Com o objetivo de reafirmar o compromisso da associação municipalista equatoriana na luta contra as mudanças climáticas, a Associação de Municipalidades Equatorianas (AME), em conjunto com o Ministério do Ambiente e Água, a Prefeitura de Quito e a WWF Equador, realizou o evento intitulado “Promoção da iniciativa GCoM para os municípios do Equador e socialização da Estratégia Anual dos Coordenadores Nacionais da Rede de Cidades para a América Latina e o Caribe”.
A aliança global reúne mais de 10.000 cidades de 135 países em 6 continentes e está alinhada com os objetivos e metas estabelecidos no Acordo de Paris (2015), um instrumento internacional que orienta ações nacionais e locais necessárias para manter o aumento da temperatura abaixo de 1,5°C em relação à era pré-industrial. O Equador ratificou seu compromisso com o Acordo de Paris e, em março de 2019, apresentou à Convenção-Quadro das Nações Unidas sobre Mudanças Climáticas sua primeira Contribuição Determinada Nacional.
Luis Mario Barsallo, Diretor Executivo da AME
O Diretor Executivo da AME, Luis Mario Barsallo, que iniciou o diálogo sobre o Pacto Global de Prefeitos pelo Clima e a Energia, afirmou que a gestão ambiental é fundamental para a associação municipalista, pois permite a criação de modelos de gestão de longo prazo em benefício da população. “Os municípios do Equador se reúnem para acelerar as iniciativas climáticas e energéticas que levem a um futuro inclusivo, de baixas emissões e resiliente ao clima; a AME é o órgão que reúne os 221 municípios do país e atua como Coordenador Nacional do Pacto no país”, expressou.
A Estratégia Anual dos Coordenadores Nacionais – Redes de Cidades 2019-2020 refere-se às ações consensuais e pensadas pelo Coordenador Nacional, AME, e o Comitê Consultivo Nacional do Equador, composto pelo Ministério do Ambiente e Água, Secretaria de Meio Ambiente de Quito e WWF Equador, com o objetivo de apoiar as cidades e autoridades locais a se comprometerem com a ação climática.
Pedro Ponce, oficial de Projetos da União Europeia, destacou a participação das autoridades e representantes dos municípios do país, pois é importante consolidar os esforços que estão sendo feitos no âmbito local. “Hoje é mais importante do que nunca trabalhar a partir dos governos locais, pois sabemos que o impacto desses aspectos se manifesta, em primeiro lugar, no nível territorial”, disse ele.

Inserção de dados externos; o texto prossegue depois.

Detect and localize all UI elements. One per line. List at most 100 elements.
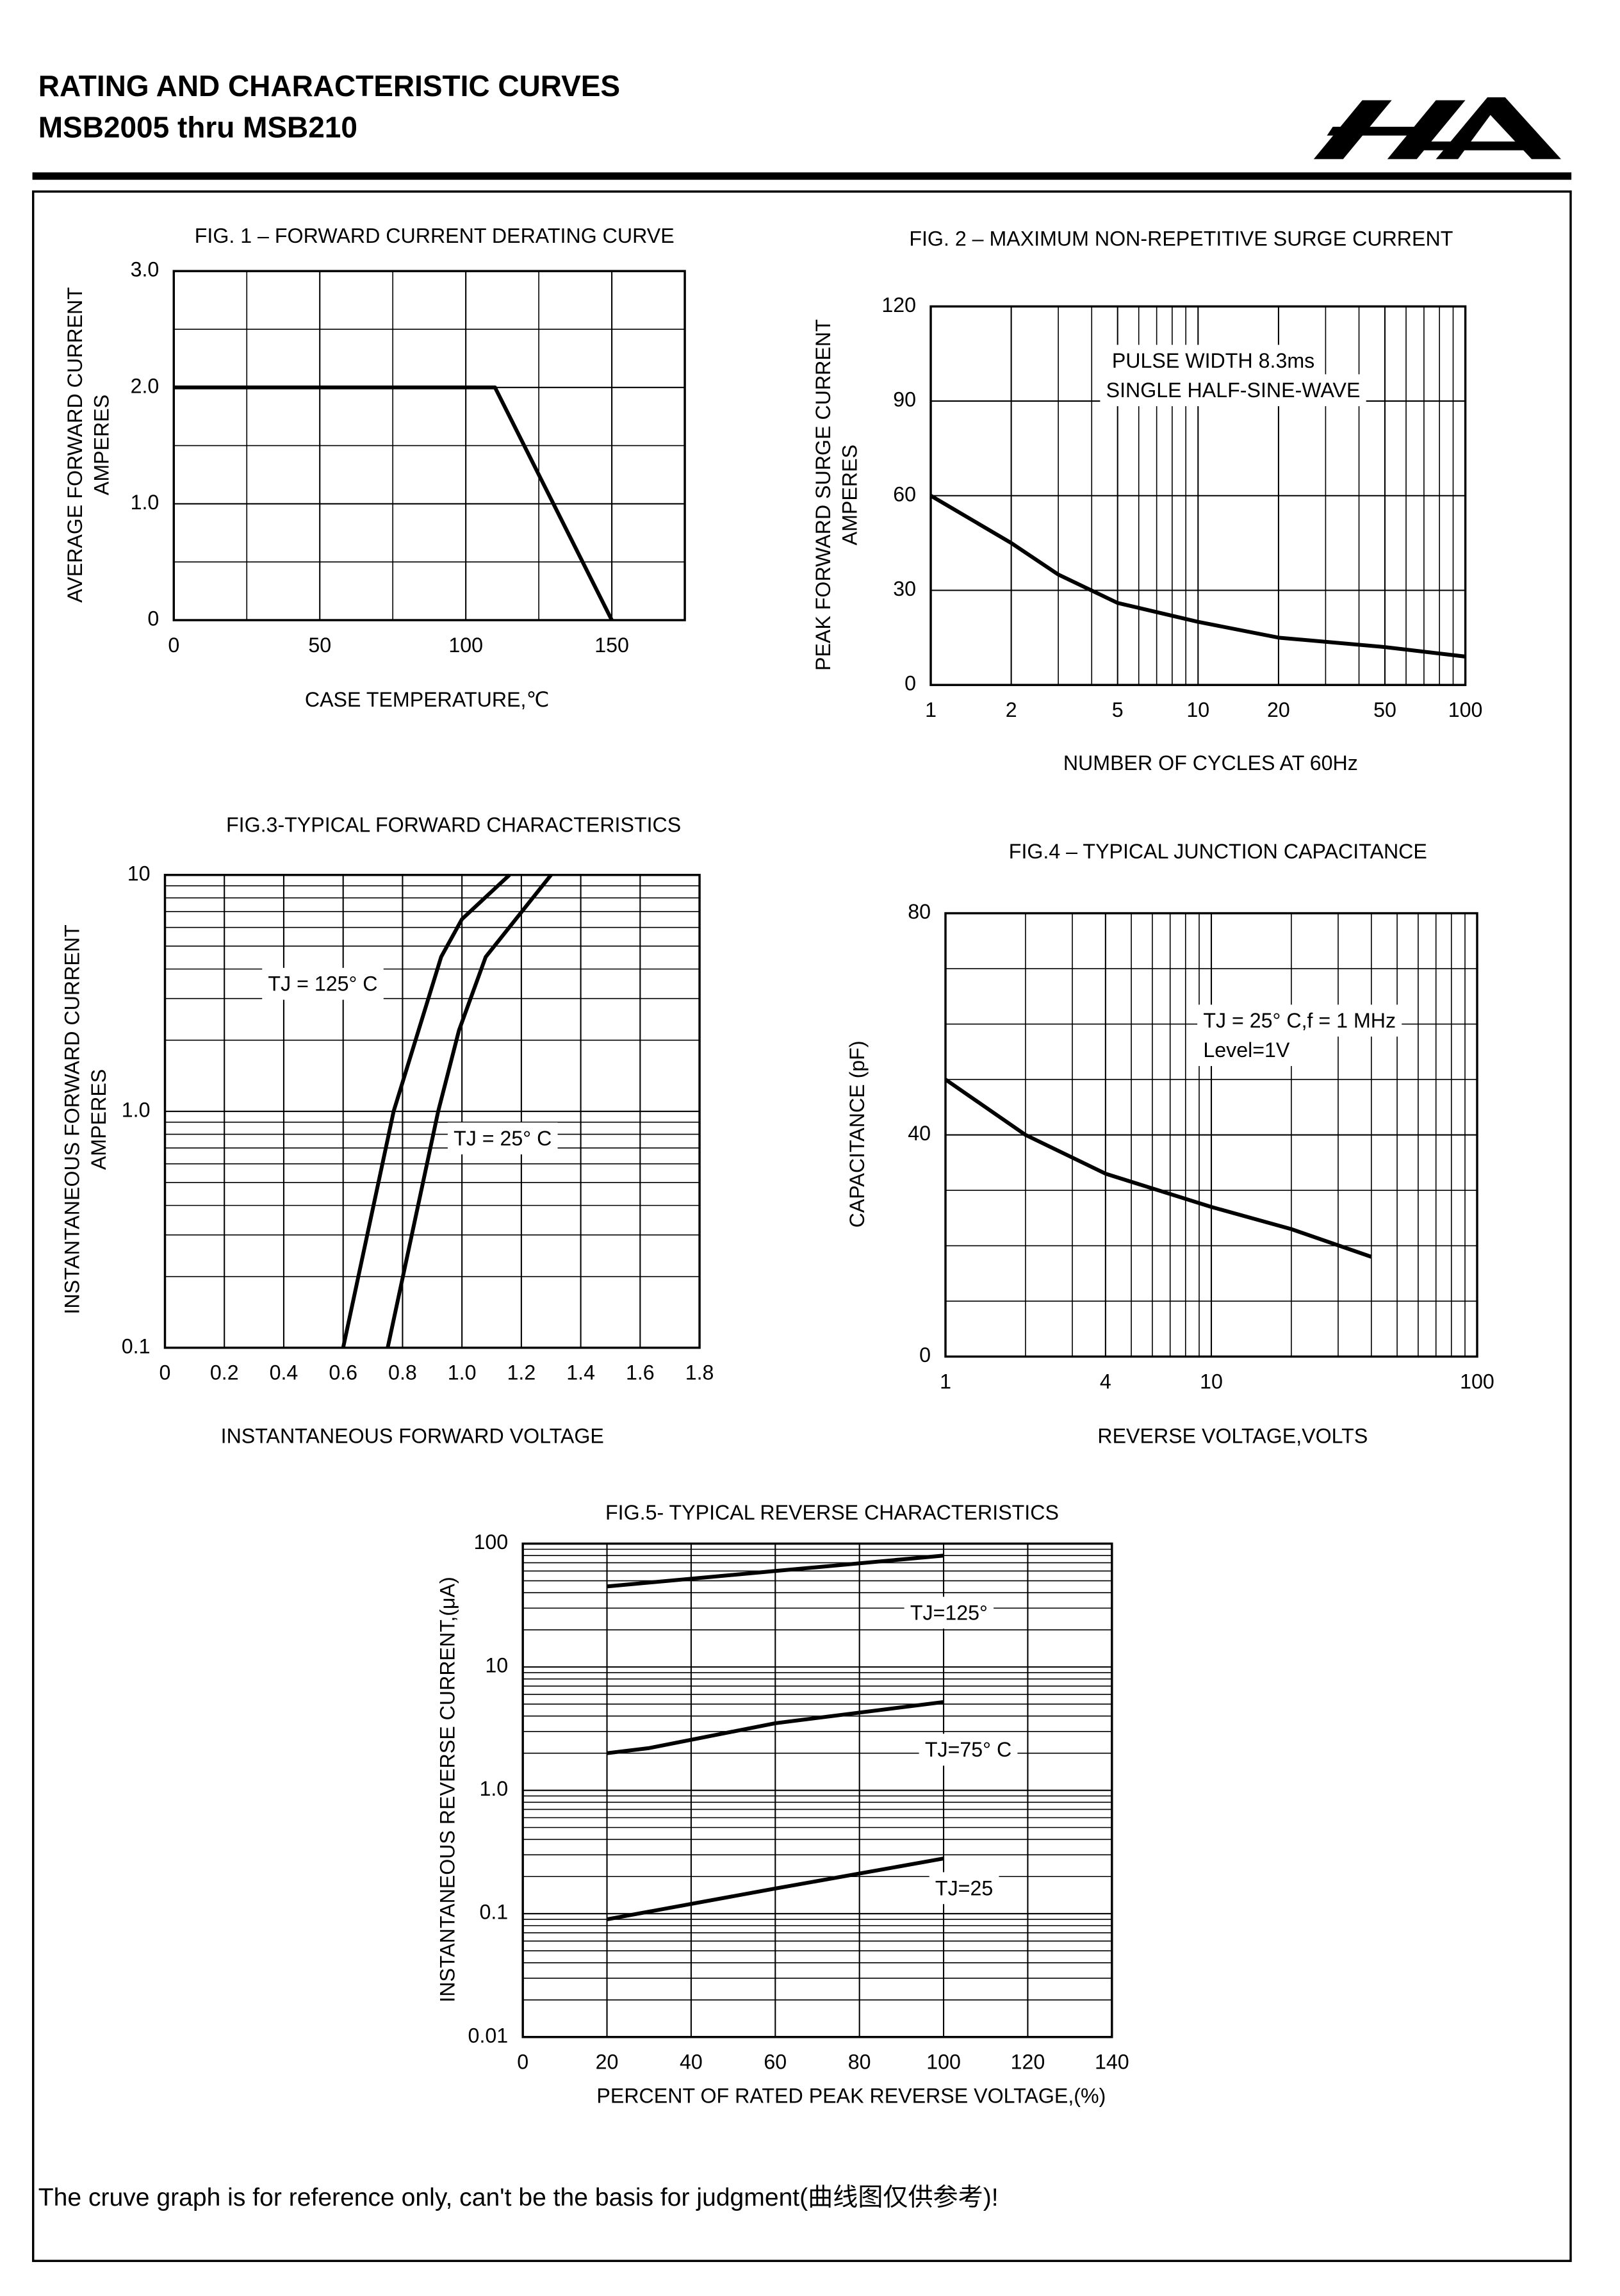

Ele explicou que a União Europeia no Equador está fazendo esforços para chegar ao nível local, com contribuições relacionadas às mudanças climáticas, financiando estratégias provinciais sobre mudanças climáticas com a AME e outros organismos que representam os governos locais.
Primeiro Passo
Durante o evento, os municípios de Ambato, Ibarra, Lago Agrio, Manta e Santa Cruz assinaram a carta de intenção, expressando sua vontade de fazer parte do Pacto Global de Prefeitos, constituindo assim o primeiro passo para esse processo. Neste espaço, foram apresentadas as experiências dos municípios de Quito, Cuenca e Portoviejo, cidades que já fazem parte dessa iniciativa. Diego Enríquez, Coordenador de Mudanças Climáticas da Secretaria de Meio Ambiente de Quito, afirmou que esta iniciativa tem ajudado muito a consolidar as políticas e decisões que as autoridades devem tomar em relação às mudanças climáticas e ao desenvolvimento sustentável. Isso requer vontade política. Os municípios são os que sintonizam as linhas de desenvolvimento ao longo do tempo e dependem muito de suas capacidades.
Marja Edelman, do secretariado regional para a América Latina e o Caribe do GCoM, comentou que estão trabalhando para obter financiamento para ações locais contra as mudanças climáticas. Ela apoia a busca de fundos internacionais para que os municípios possam colocar em prática suas iniciativas. Além disso, convidou os municípios participantes a conhecerem mais sobre os benefícios de fazer parte do Pacto Global.
No encerramento do evento, Humberto Re, Subsecretário de Mudanças Climáticas, mencionou que a territorialização das ações permitirá promover a transformação na luta contra as mudanças climáticas. Ele expressou apoio para que em seus planos de desenvolvimento e ordenamento territorial possam incluir ações de mudanças climáticas, a fim de ter cidades mais resilientes e que reduzam sua vulnerabilidade, adaptando-se de maneira mais eficaz aos diferentes cenários climáticos futuros até 2050 ou 2100.